Mark Peterson / Corbis via Getty Images Children eating hamburgers, french fries, and chicken nuggets from McDonald's. (Photo by mark peterson/Corbis via Getty Images)
A McDonald's manager in Canada probably didn't expect his interview with the CBC to be as big a deal as it was. Sure, Brian Bates had just won an Outstanding Manager of the Year award and yes, he seemed to hint that both Spicy McNuggets and minor price increases would be coming to the fast food giant soon — at least in Canada — but those weren't the takeaways that got Twitter's attention.
CBC News asked Bates what, exactly, Grimace was, and Bates' answer seemed to surprise everyone. "He is an enormous taste bud," Bates said of the purple McDonaldland icon. "But a taste bud nonetheless."
Reeling from this pic.twitter.com/HPw3EueHKB
— Kyle Daly (@dalykyle) September 1, 2021
A taste bud? Really? (Star Trek actor-turned-Twitter icon George Takei responded with an "Oh dear" after learning this info.) Although that was a jaw-dropping revelation, it has occasionally been McDonald's story about the amorphous purple blob — but the company has also given an alternate explanation for the character, too.

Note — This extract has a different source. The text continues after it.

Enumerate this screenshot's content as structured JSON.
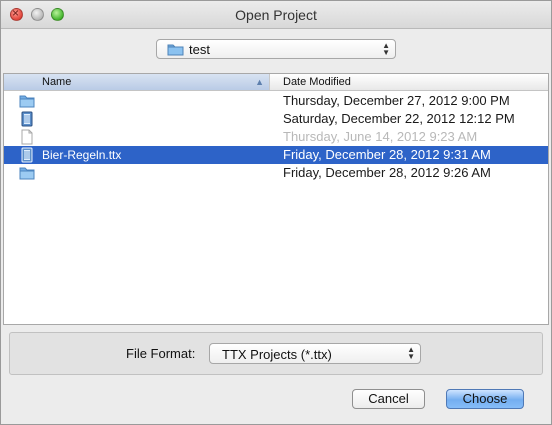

In 2012, The @McDonaldsCorp account told a Twitter user that Grimace was "the embodiment of a milkshake, though others still insist he's a taste bud." Two years later, the same account wrote that "#Grimace lore says he is the embodiment of a milkshake or a taste bud." But the truth is, Grimace lore has been... all over the place.
In a McDonald's commercial from 1972, Ronald McDonald pays a visit to "Evil Grimace," his shapeless four-armed adversary. Evil Grimace lived in a cave and had stolen all of the cups from McDonaldland, which meant that no one could have any milkshakes or Coca-Cola. Ronald tricked Evil Grimace into believing that he'd been selected for a beauty pageant and Grimace left his cup collection behind for Ronald to collect and take back to McDonald's to fill with sodas and shakes. (I have a lot of questions about this entire scenario, and a lot of them have to do with sanitation.)
Grimace was eventually given a makeover at the corporate level, so they lopped off two of his four arms and decided that he'd be a good guy instead. Roy T. Bergold Jr., who previously served as McDonald's vice-president of advertising, said that the OG version of Grimace had a tendency to inadvertently scare kids. "The original Grimace was scaly, mean-looking, had four arms, and had no charm whatsoever," he told QSR in 2012. "We changed him to a soft, plush, two-armed blob of a sweetheart who only wanted McDonald's milkshakes and to hang out with Ronald."
But McDonald's later revealed that there was an entire... species of Grimaces. In the late 1970s, they introduced a green version called Uncle O'Grimacey who had his own fixation with the seasonal Shamrock Shake, and in 1999, another ad featured his aunts, Millie and Tillie. In a 1999 episode of the direct-to-video animated series The Wacky Adventures of Ronald McDonald, Ronald and his onscreen pals traveled to Grimace Island where an entire group of Grimaces lived. (Although this show has probably been forgotten by all but McDiehards, the voice cast included Christine Cavanaugh, who also voiced Chuckie from Rugrats and the title pig in Babe; Pamela Adlon, who voiced Bobby Hill in King of the Hill; and the late Verne "Mini-Me" Troyer, who played the role of Sundae.)
It's hard to pinpoint when, exactly, this Grimace-as-Taste Bud thing began. In 1994, then-McDonald's spokesperson Jane Hulbert had an entirely different explanation. "Grimace personifies the child in everyone," she told The Straight Dope. "He is Ronald [McDonald]'s special pal. Everyone loves Grimace because of his innocent loving nature. He occasionally causes trouble in McDonaldland because he is clumsy, but his friends overlook this because he is so happy."
So in 1994, he was "the child in everyone," and six years later, he was part of a group of creatures who lived on their own island, like lumpy purple versions of what Charles Darwin discovered in the Galapagos. But in 2010, a McDonald's spokesperson reportedly told the now-defunct Tech Mommy blog that Grimace was, in fact, a taste bud.
Food & Wine has reached out to McDonald's for comment, but we have not yet received a response. Until then, we're choosing to believe that the real Grimace was the friends we made along the way. Even that's better than the taste bud thing.